Northern Canada is On Fire, And It's Making Global Warming Worse
Wildfires have burned six times as many acres as normal this year in the Northwest Territories.
This article originally appeared at Climate Central and is reproduced here with permission.
For the past few weeks, dry and warm weather have fueled large forest fires across Canada's remote Northwest Territories. The extent of those fires is well above average for the year to-date, and is in line with climate trends of more fires burning in the northern reaches of the globe.
Of the 186 wildfires in the Northwest Territories to-date this year, 156 of them are currently burning. That includes the Birch Creek Fire complex, which stretches over 250,000 acres.
The amount of acres burned in the Northwest Territories is six times greater than the 25-year average to-date according to data from the Canadian Interagency Forest Fire Center.
Boreal forests like those in the Northwest Territories are burning at rates "unprecedented" in the past 10,000 years according to the authors of a study put out last year. The northern reaches of the globe are warming at twice the rate as areas closer to the equator, and those hotter conditions are contributing to more widespread burns.
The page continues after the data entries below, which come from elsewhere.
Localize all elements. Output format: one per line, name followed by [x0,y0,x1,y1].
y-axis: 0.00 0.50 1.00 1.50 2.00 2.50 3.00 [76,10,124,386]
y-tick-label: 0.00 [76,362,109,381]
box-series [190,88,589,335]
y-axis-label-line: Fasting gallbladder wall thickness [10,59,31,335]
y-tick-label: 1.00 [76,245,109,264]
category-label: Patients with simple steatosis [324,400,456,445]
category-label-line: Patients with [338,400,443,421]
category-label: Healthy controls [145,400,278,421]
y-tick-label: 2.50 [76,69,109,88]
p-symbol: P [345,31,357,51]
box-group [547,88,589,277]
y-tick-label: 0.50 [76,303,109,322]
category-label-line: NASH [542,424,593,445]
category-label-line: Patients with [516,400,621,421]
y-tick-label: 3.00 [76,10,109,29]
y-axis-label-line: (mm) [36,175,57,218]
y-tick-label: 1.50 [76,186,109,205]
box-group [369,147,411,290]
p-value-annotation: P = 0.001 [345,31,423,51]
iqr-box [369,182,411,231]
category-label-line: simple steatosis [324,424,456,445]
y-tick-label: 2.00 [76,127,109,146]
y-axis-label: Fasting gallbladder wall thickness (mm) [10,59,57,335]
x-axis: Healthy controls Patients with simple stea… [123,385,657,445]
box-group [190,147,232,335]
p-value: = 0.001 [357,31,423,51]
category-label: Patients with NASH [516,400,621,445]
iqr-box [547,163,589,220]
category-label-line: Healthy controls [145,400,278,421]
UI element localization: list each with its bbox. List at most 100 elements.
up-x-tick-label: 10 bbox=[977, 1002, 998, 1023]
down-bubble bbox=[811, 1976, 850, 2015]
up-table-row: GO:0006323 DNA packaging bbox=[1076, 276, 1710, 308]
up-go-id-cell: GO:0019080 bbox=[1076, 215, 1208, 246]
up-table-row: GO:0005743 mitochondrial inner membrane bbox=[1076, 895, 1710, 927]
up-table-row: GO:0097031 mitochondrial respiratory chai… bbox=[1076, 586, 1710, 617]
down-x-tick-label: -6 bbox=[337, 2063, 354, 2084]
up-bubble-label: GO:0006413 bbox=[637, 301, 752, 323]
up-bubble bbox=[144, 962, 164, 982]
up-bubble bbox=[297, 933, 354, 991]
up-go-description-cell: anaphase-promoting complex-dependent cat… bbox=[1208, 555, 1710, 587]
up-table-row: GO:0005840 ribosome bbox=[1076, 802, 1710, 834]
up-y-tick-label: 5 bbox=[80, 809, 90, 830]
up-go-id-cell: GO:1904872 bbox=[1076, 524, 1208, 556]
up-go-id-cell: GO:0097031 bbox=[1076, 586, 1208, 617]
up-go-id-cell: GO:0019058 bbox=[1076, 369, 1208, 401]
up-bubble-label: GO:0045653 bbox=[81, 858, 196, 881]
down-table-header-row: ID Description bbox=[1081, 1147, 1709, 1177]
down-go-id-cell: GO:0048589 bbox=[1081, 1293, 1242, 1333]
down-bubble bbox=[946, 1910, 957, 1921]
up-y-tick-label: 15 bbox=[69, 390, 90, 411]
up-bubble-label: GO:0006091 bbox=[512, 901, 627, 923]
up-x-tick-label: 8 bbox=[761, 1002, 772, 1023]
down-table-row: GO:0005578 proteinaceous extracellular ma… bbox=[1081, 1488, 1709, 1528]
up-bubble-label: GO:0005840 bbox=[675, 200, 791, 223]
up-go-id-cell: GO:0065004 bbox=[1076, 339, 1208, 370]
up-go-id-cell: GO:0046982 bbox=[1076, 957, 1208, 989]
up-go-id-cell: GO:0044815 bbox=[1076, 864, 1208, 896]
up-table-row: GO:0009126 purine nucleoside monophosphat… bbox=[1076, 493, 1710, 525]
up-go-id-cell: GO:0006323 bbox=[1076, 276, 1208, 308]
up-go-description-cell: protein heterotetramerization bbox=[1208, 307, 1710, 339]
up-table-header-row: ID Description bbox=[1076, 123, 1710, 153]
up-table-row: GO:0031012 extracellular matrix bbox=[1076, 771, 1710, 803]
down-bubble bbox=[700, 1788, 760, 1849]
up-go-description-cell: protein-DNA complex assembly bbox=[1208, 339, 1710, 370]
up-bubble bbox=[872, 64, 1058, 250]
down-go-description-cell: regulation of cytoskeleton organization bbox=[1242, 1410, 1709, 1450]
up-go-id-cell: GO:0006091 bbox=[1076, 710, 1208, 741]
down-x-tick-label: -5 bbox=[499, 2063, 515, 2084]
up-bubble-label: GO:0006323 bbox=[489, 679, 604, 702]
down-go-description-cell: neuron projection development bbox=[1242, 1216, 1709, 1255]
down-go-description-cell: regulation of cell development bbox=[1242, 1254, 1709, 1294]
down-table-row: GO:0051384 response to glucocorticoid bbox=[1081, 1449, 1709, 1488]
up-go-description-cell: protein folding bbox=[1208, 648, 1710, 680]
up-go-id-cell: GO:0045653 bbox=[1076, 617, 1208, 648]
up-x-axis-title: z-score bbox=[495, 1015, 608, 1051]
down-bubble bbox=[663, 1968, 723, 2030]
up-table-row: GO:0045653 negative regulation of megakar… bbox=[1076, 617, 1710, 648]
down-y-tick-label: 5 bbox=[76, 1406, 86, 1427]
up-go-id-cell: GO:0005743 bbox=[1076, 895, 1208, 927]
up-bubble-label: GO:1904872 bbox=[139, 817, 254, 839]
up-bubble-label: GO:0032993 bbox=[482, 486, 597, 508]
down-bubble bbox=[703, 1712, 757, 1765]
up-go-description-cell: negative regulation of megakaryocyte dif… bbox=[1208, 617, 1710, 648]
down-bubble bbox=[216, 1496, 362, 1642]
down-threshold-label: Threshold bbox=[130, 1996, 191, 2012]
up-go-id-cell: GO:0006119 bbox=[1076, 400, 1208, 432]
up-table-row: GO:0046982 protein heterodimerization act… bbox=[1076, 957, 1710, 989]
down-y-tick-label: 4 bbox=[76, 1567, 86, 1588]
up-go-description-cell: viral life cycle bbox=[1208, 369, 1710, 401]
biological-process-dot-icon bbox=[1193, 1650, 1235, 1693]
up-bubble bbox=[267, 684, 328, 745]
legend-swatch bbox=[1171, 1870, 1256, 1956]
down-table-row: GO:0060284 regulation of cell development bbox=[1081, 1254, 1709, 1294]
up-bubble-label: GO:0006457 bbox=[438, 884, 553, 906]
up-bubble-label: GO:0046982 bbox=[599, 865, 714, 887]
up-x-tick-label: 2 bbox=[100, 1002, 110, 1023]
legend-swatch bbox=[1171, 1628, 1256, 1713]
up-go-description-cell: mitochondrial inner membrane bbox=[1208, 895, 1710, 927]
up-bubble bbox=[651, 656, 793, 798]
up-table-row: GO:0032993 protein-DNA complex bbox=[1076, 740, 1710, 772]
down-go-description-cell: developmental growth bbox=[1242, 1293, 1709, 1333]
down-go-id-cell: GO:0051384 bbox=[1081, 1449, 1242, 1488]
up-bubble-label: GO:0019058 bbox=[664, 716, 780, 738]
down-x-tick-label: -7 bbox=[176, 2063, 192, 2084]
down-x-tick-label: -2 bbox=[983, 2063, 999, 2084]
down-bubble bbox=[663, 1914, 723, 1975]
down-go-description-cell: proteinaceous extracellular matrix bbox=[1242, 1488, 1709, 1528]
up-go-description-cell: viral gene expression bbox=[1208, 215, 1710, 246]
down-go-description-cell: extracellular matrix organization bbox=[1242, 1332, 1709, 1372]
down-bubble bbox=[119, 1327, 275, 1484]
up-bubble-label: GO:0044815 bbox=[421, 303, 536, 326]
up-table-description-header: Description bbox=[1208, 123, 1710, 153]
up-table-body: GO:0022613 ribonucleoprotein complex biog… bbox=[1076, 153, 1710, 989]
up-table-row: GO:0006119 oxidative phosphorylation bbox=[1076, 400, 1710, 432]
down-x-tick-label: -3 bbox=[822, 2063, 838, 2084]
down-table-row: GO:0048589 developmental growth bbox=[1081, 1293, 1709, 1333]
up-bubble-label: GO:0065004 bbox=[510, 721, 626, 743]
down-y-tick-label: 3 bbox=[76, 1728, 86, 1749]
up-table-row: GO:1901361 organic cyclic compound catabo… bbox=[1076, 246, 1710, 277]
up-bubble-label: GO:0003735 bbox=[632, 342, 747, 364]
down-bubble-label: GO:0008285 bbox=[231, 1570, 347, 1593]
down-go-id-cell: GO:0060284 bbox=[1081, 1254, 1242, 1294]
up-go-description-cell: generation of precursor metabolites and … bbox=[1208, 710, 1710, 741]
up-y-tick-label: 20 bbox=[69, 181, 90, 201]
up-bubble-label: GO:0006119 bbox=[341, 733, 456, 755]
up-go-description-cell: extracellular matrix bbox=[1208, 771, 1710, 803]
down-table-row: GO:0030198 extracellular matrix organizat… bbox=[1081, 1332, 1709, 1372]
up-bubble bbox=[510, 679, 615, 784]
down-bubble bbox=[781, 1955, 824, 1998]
The combined boreal forests of Canada, Europe, Russia and Alaska, account for 30 percent of the world's carbon stored in land, carbon that's taken up to centuries to store. Forest fires like those currently raging in the Northwest Territories, as well as ones in 2012 and 2013 in Russia, can release that stored carbon into the atmosphere and contribute to global warming. Warmer temperatures can in turn create a feedback loop, priming forests for wildfires that release more carbon into the atmosphere and cause more warming. The Intergovernmental Panel on Climate Change's landmark climate report released earlier this year indicates that for every 1.8 degree Fahrenheit rise in temperatures, wildfire activity is expected to double.
In addition, soot from forest fires can also darken ice in the Arctic and melt it faster. The 2012 fires in Siberia released so much soot that they helped create a shocking melt of Greenland’s ice sheet. Over the course of a few weeks in July that year, 95 percent of the surface melted. That could become a yearly occurrence by 2100 if temperatures continue to rise along with wildfire activity.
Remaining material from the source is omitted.